RNase P has mostly been studied in Bacteria. In these organisms, RNase P is composed of two subunits: a large RNA, and a small protein. It is the RNA subunit, not the protein, that is the catalyst - in fact, under somewhat higher than physiological ionic strength in vitro, the RNA by itself (without the protein) can efficiently bind pre-tRNA, cleave off the leader, and release the products, over and over. In other words, the RNA subunit of RNase P is a catalytically-active RNA, an "RNA enzyme" or "ribozyme". It is because of this that the bacterial RNase P RNA has been so extensively studied, perhaps at the expense of other interesting aspects of the enzyme: the protein, regulation of the genes that encode the subunits, and the more complex bacterial and eukaryotic systems, for example.

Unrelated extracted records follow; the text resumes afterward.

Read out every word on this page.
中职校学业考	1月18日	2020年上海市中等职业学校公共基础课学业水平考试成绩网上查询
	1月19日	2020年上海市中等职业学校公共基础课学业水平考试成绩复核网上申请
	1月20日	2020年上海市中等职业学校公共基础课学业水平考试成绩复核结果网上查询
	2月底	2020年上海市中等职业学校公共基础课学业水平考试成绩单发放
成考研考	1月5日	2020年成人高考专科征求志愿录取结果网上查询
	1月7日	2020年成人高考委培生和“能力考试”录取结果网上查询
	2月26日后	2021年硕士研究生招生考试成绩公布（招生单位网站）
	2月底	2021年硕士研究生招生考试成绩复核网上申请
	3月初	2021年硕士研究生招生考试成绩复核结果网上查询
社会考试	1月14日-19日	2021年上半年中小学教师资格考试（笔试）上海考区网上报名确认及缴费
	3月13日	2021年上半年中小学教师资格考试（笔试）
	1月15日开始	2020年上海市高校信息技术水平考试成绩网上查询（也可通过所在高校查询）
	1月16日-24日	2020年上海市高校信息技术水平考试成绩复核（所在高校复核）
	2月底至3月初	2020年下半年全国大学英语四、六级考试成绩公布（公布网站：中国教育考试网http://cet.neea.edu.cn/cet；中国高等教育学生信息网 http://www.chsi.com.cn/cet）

The small protein subunit acts as an accessory factor; it allows the RNA to function well under physiological conditions, and provides the ability of the holoenzyme to distinguish substrate pre-tRNA from product mature tRNA, thus relieving the holoenzyme from product inhibition. In vivo, the protein is essential.
Good three-dimensional structures of the protein subunit from several species has been determined, but although there are a few three-dimensional structures of the RNA, these all have significant weaknesses or are very incomplete, and there are no holoenzyme structures. The secondary structure of the RNA has been determined to very high resolution by comparative sequence analysis, and a number of tertiary interactions have also been identified (we worked on this before moving to the archaeal system). There are two very nice models for the three-dimensional structure of the RNA based on this information and crosslinking data, and these are in good agreement with each other and with the preliminary structures available so far. The general sites of interaction of the RNA with the substrate and the catalyic center are known, and the probable site of interaction of the protein with the leader of the substrate is also known. However, where the protein binds the RNA, and where on the protein the RNase P RNA binds, are still not well defined.
The secondary structure of the E. coli RNase P RNA in the slide is colorized according to sequence conservation; conservation at each position in the alignment of approximately 300 type A bacterial RNase P RNAs is measured by an entropy coefficient H. At one end of the spectrum, dark blue represents invariant bases, progressing from blue to cyan, green, yellow, orange, read and finally violet with increasing sequence variability.